Nei brani ci sono citazioni di melodie classiche e popolari: il riecheggiare dell’organetto ci riporta a un festoso clima comunitario, nel quale il mondo della ruralità non è trasferito negli aspetti di un’Arcadia fittizia, oleografica, ma è palpitante, reale e socialmente condiviso. Ci sono echi che ricordano il piacere dell’aggregazione, con sfumature di chiara matrice celtica. Sfumature che anche nell’album HARBOUR OF TEARS (del 1996) avevamo notato, ma in un contesto del tutto diverso, drammatico e struggente. Il linguaggio è tipico del rock progressivo, ma largo spazio viene accordato alla strumentazione acustica, come naturale conseguenza di una scelta di adesione profonda al mondo della natura. L’andamento melodico delle canzoni richiama ballate dal sapore rurale, dove non ci sono i picchi emotivi, né i mutamenti repentini, e nemmeno i fraseggi vertiginosi, serrati (che troviamo in altri dischi della produzione Camel), ma il dispiegarsi del paesaggio naturale e dello spirito che vi si immerge. La morbidezza atmosferica, le sottili inquietudini e i passaggi chiaroscurali sono particolarmente fascinosi e avvolgenti.

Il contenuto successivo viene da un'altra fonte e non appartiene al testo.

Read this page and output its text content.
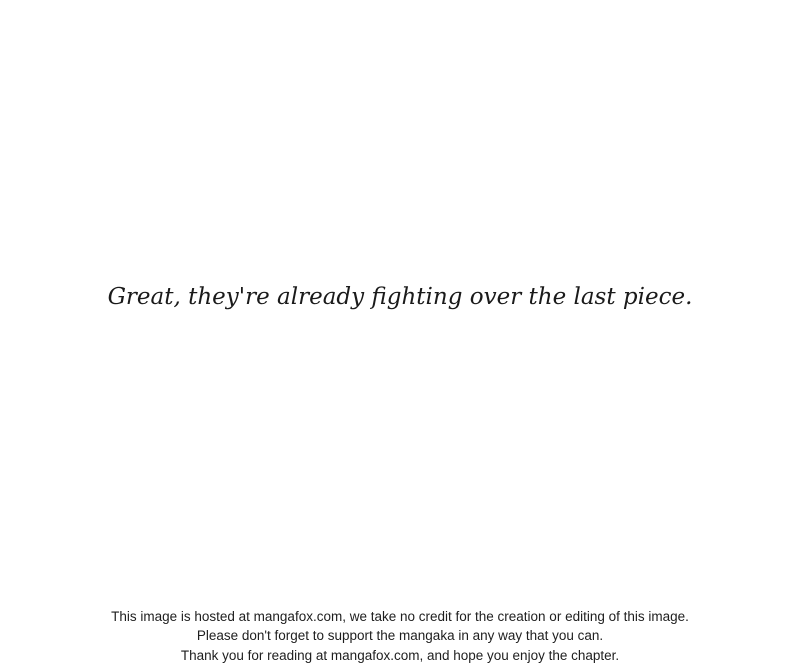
Great, they're already fighting over the last piece.
This image is hosted at mangafox.com, we take no credit for the creation or editing of this image.
Please don't forget to support the mangaka in any way that you can.
Thank you for reading at mangafox.com, and hope you enjoy the chapter.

I musicisti sono fini percettori delle sfaccettature della natura, vanno all’unisono con i battiti del suo cuore: quando si aprono improvvisamente le sterminate brughiere dell’Irlanda, dal paesaggio naturale, senza intermediazione, si passa direttamente al paesaggio dell’anima e le vitalità delle due dimensioni entrano in simbiosi assoluta. Le sonorità del disco aprono la nostra immaginazione a un mondo non di boati, di eruzioni vulcaniche, ma di palpiti lievi, di tinte sfumate, mai abbaglianti. I Camel, grazie alla profonda assonanza tra la dimensione interiore ed esteriore, evitano accuratamente il “descrittivismo” e non si ha mai l’impressione dell’artificiosità nel lavoro. Ci sono dei passaggi davvero felici, situazioni emozionanti, melodie raffinate, che dal punto di vista cromatico tengono alta la composizione, ma a volte si ha la sensazione anche di una fastidiosa pigrizia e sembra prevalere, di tanto in tanto, una sorta di disimpegno.

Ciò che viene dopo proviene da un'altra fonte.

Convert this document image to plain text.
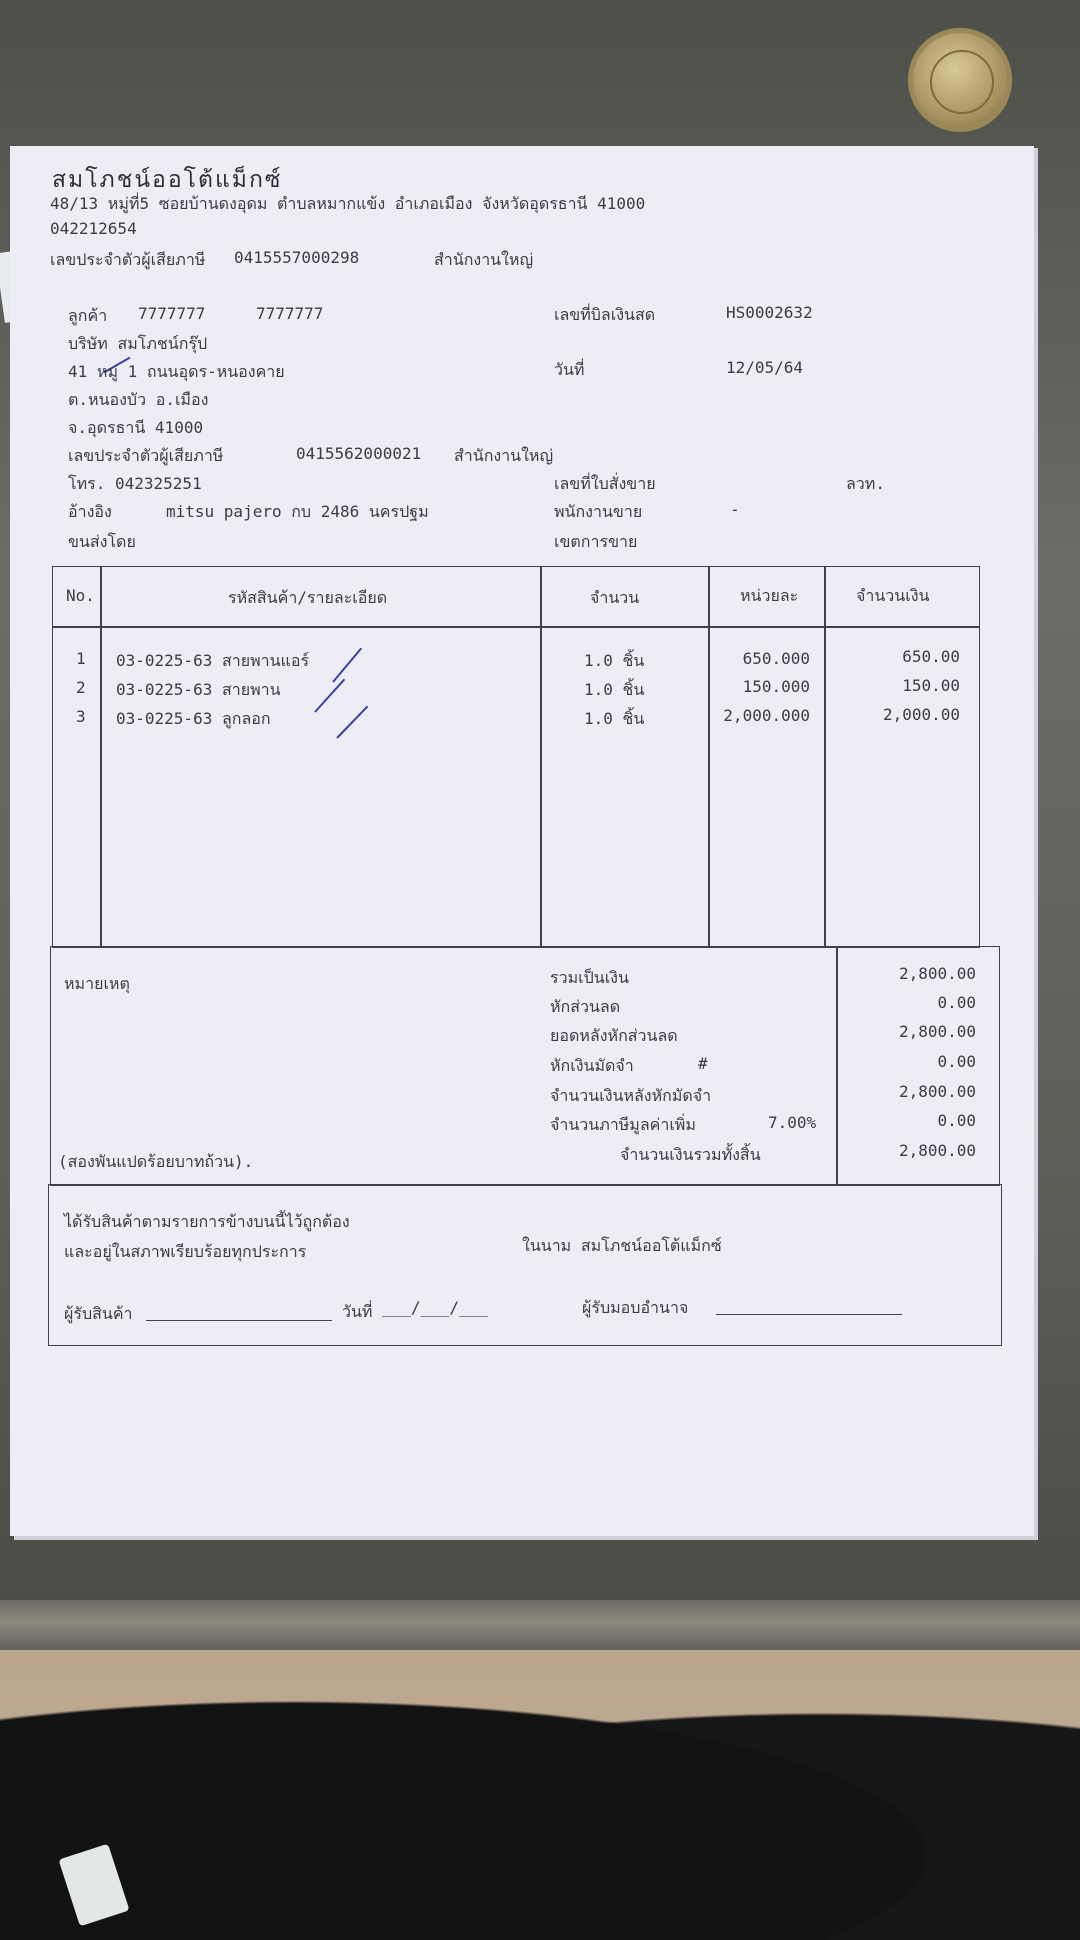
สมโภชน์ออโต้แม็กซ์
48/13 หมู่ที่5 ซอยบ้านดงอุดม ตำบลหมากแข้ง อำเภอเมือง จังหวัดอุดรธานี 41000
042212654
เลขประจำตัวผู้เสียภาษี 0415557000298	สำนักงานใหญ่
ลูกค้า 7777777	7777777
บริษัท สมโภชน์กรุ๊ป
41 หมู่ 1 ถนนอุดร-หนองคาย
ต.หนองบัว อ.เมือง
จ.อุดรธานี 41000
เลขประจำตัวผู้เสียภาษี	0415562000021 สำนักงานใหญ่
โทร. 042325251
อ้างอิง	mitsu pajero กบ 2486 นครปฐม
ขนส่งโดย
เลขที่บิลเงินสด	HS0002632
วันที่	12/05/64
เลขที่ใบสั่งขาย	ลวท.
พนักงานขาย	-
เขตการขาย
No.	รหัสสินค้า/รายละเอียด	จำนวน	หน่วยละ	จำนวนเงิน
1 03-0225-63 สายพานแอร์	1.0 ชิ้น	650.000	650.00
2 03-0225-63 สายพาน	1.0 ชิ้น	150.000	150.00
3 03-0225-63 ลูกลอก	1.0 ชิ้น	2,000.000	2,000.00
หมายเหตุ
(สองพันแปดร้อยบาทถ้วน).
รวมเป็นเงิน	2,800.00
หักส่วนลด	0.00
ยอดหลังหักส่วนลด	2,800.00
หักเงินมัดจำ	#	0.00
จำนวนเงินหลังหักมัดจำ	2,800.00
จำนวนภาษีมูลค่าเพิ่ม	7.00%	0.00
จำนวนเงินรวมทั้งสิ้น	2,800.00
ได้รับสินค้าตามรายการข้างบนนี้ไว้ถูกต้อง
และอยู่ในสภาพเรียบร้อยทุกประการ	ในนาม สมโภชน์ออโต้แม็กซ์
ผู้รับสินค้า	วันที่ ___/___/___	ผู้รับมอบอำนาจ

Confrontato con la produzione degli anni ’90, che si può considerare l’espressione più compiuta della maturità artistica del gruppo, l’album evidenzia un certo affievolirsi della scintilla creativa. La band si muove su un terreno conosciuto, che fa parte del suo DNA e utilizza formule felici e collaudate, ma senza versare né troppo “sangue”, né troppo “sudore”. L’afflato della natura forse li ha tanto avviluppati, che non hanno avuto modo di esprimersi in modo più originale, magari correndo “qualche rischio”.

E ora che ben venti anni sono trascorsi, senza ancora aver visto la luce un nuovo album in studio, è lo stesso Andy Latimer a dare una risposta ai suoi fan: “Ah sì, mi fate tutti questa domanda. E non ho una risposta certa al momento. Compongo musica di continuo, ma se poi quello che scrivo porterà a un nuovo album… è tutto da verificare. Prima di tutto mi considero un narratore di storie, e dunque qualcosa succederà quando avrò una storia importante da raccontare. Se questo non succederà… allora non ci sarà nessun nuovo album. La mia vena compositiva non si è esaurita con gli anni – anzi. E mi piacerebbe far uscire altro materiale inedito. Ma solo se avrò l’opportunità di farlo come dico io”.